UBS has updated its forecast for the New Zealand dollar (NZD), expecting a weaker-than-expected performance against its G10 peers, including the US dollar.
The adjustment follows a previous warning on May 30 that the pair was on thin ice due to a mismatch between net long positions and growth expectations. UBS then lowered its NZDUSD forecast and suggested a long position on the pair at 1.08, targeting 1.15 over a 12-month horizon.
UBS acknowledged that the Reserve Bank of New Zealand has taken a dovish stance earlier than expected. The bank’s recent visit to New Zealand reinforced its view that economic activity in the country has slowed, with tight monetary policy weighing heavily on domestic demand.
The Reserve Bank of New Zealand’s comments today supported this view, citing business and consumer surveys alongside spending and credit data that point to a decline in activity.
The second-quarter CPI data, due out on July 17, is pivotal.

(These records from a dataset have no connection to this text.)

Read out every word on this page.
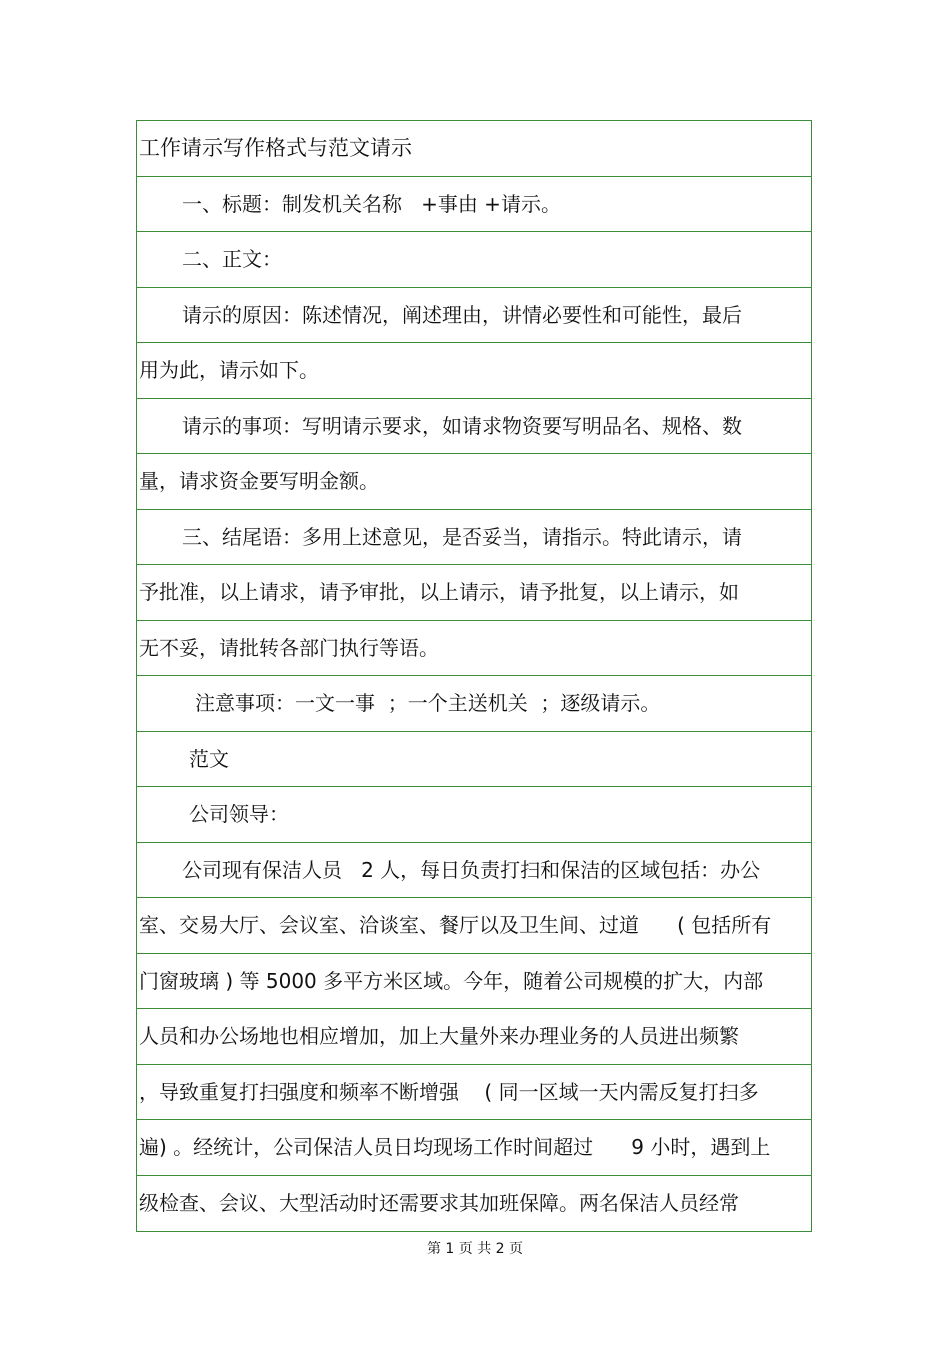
工作请示写作格式与范文请示
一、标题：制发机关名称   +事由 +请示。
二、正文：
请示的原因：陈述情况，阐述理由，讲情必要性和可能性，最后
用为此，请示如下。
请示的事项：写明请示要求，如请求物资要写明品名、规格、数
量，请求资金要写明金额。
三、结尾语：多用上述意见，是否妥当，请指示。特此请示，请
予批准，以上请求，请予审批，以上请示，请予批复，以上请示，如
无不妥，请批转各部门执行等语。
注意事项：一文一事  ；一个主送机关  ；逐级请示。
范文
公司领导：
公司现有保洁人员   2 人，每日负责打扫和保洁的区域包括：办公
室、交易大厅、会议室、洽谈室、餐厅以及卫生间、过道      ( 包括所有
门窗玻璃 ) 等 5000 多平方米区域。今年，随着公司规模的扩大，内部
人员和办公场地也相应增加，加上大量外来办理业务的人员进出频繁
，导致重复打扫强度和频率不断增强    ( 同一区域一天内需反复打扫多
遍) 。经统计，公司保洁人员日均现场工作时间超过      9 小时，遇到上
级检查、会议、大型活动时还需要求其加班保障。两名保洁人员经常
第 1 页 共 2 页
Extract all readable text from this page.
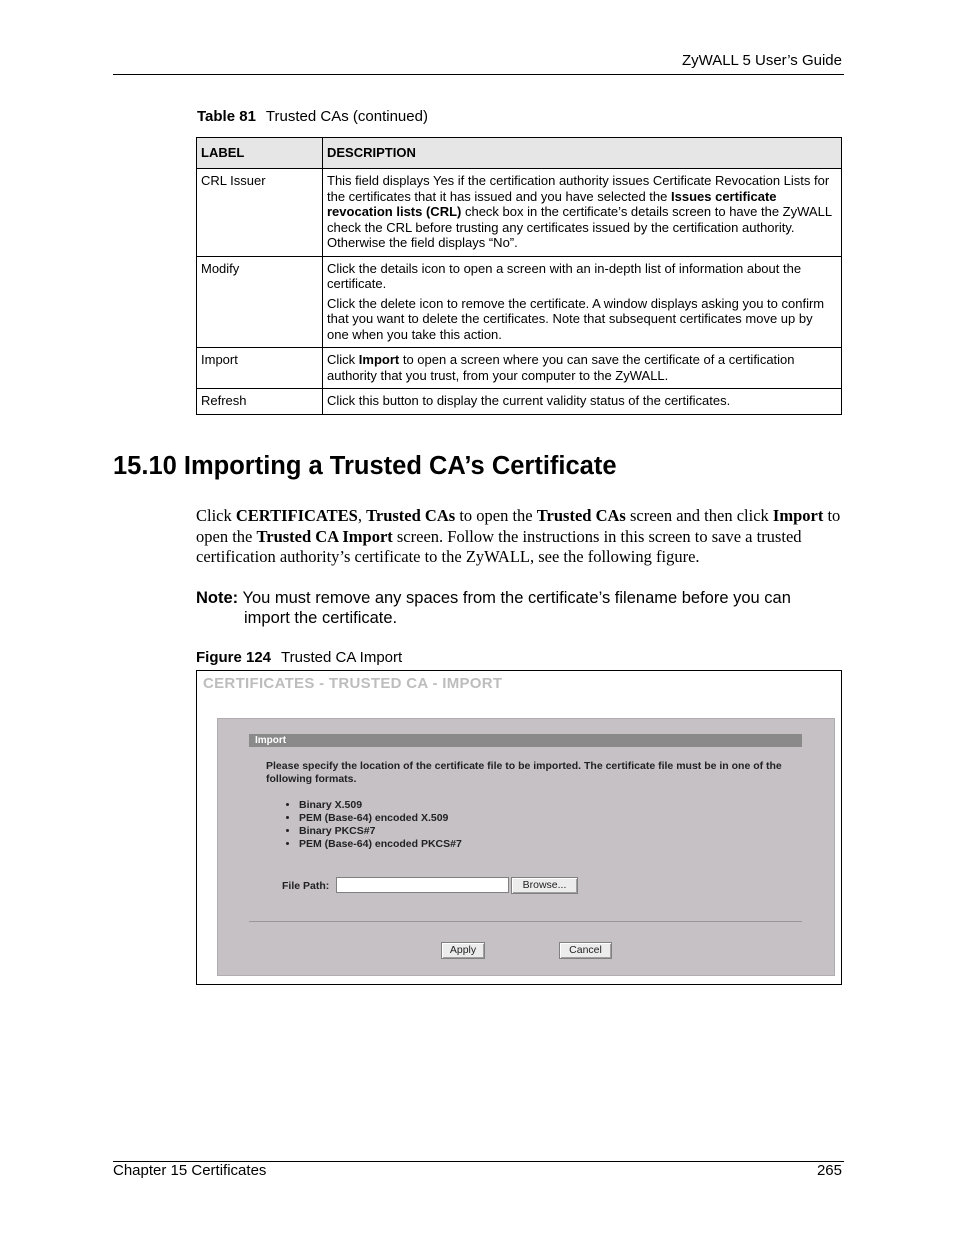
ZyWALL 5 User’s Guide
Table 81 Trusted CAs (continued)
LABEL	DESCRIPTION
CRL Issuer	This field displays Yes if the certification authority issues Certificate Revocation Lists for the certificates that it has issued and you have selected the Issues certificate revocation lists (CRL) check box in the certificate’s details screen to have the ZyWALL check the CRL before trusting any certificates issued by the certification authority. Otherwise the field displays “No”.
Modify	Click the details icon to open a screen with an in-depth list of information about the certificate.

Click the delete icon to remove the certificate. A window displays asking you to confirm that you want to delete the certificates. Note that subsequent certificates move up by one when you take this action.

Import	Click Import to open a screen where you can save the certificate of a certification authority that you trust, from your computer to the ZyWALL.
Refresh	Click this button to display the current validity status of the certificates.
15.10 Importing a Trusted CA’s Certificate
Click CERTIFICATES, Trusted CAs to open the Trusted CAs screen and then click Import to open the Trusted CA Import screen. Follow the instructions in this screen to save a trusted certification authority’s certificate to the ZyWALL, see the following figure.
Note: You must remove any spaces from the certificate’s filename before you can import the certificate.
Figure 124 Trusted CA Import
CERTIFICATES - TRUSTED CA - IMPORT
Import
Please specify the location of the certificate file to be imported. The certificate file must be in one of the following formats.
• Binary X.509
• PEM (Base-64) encoded X.509
• Binary PKCS#7
• PEM (Base-64) encoded PKCS#7
File Path:	Browse...
Apply	Cancel
Chapter 15 Certificates	265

UBS expects CPI to come in below the Reserve Bank of New Zealand’s forecast, with a 0.5% quarterly increase and a 3.4% annual rise, compared with the central bank’s estimates of 0.6% and 3.6% respectively.
It is worth noting that the Reserve Bank of New Zealand has historically not required the CPI to be within the target range to start the monetary policy easing cycle. The RBNZ has now softened its forecast, suggesting a return to the CPI target in the second half of this year, unlike its previous statement in May which indicated the end of 2024.
On cash rates, UBS now expects the Reserve Bank of New Zealand to deliver its first cut of 25 basis points in August, up from its initial forecast in November. The final rate is expected to be 3.25% by the fourth quarter of 2025, down from the current 5.5%.
For investment purposes, UBS sees the New Zealand dollar likely to underperform most G10 currencies over the next 12 months. The bank expects AUD/NZD to rise to around 1.15 over the same period, and suggests adding positions at the current 1.10 level.
Technical indicators for the New Zealand dollar are showing signs of weakness, with the RSI declining and the spot rate falling sharply below its 50-day moving average, while momentum remains neutral. UBS notes that a potential risk to its outlook is an unexpected increase in the second-quarter CPI data.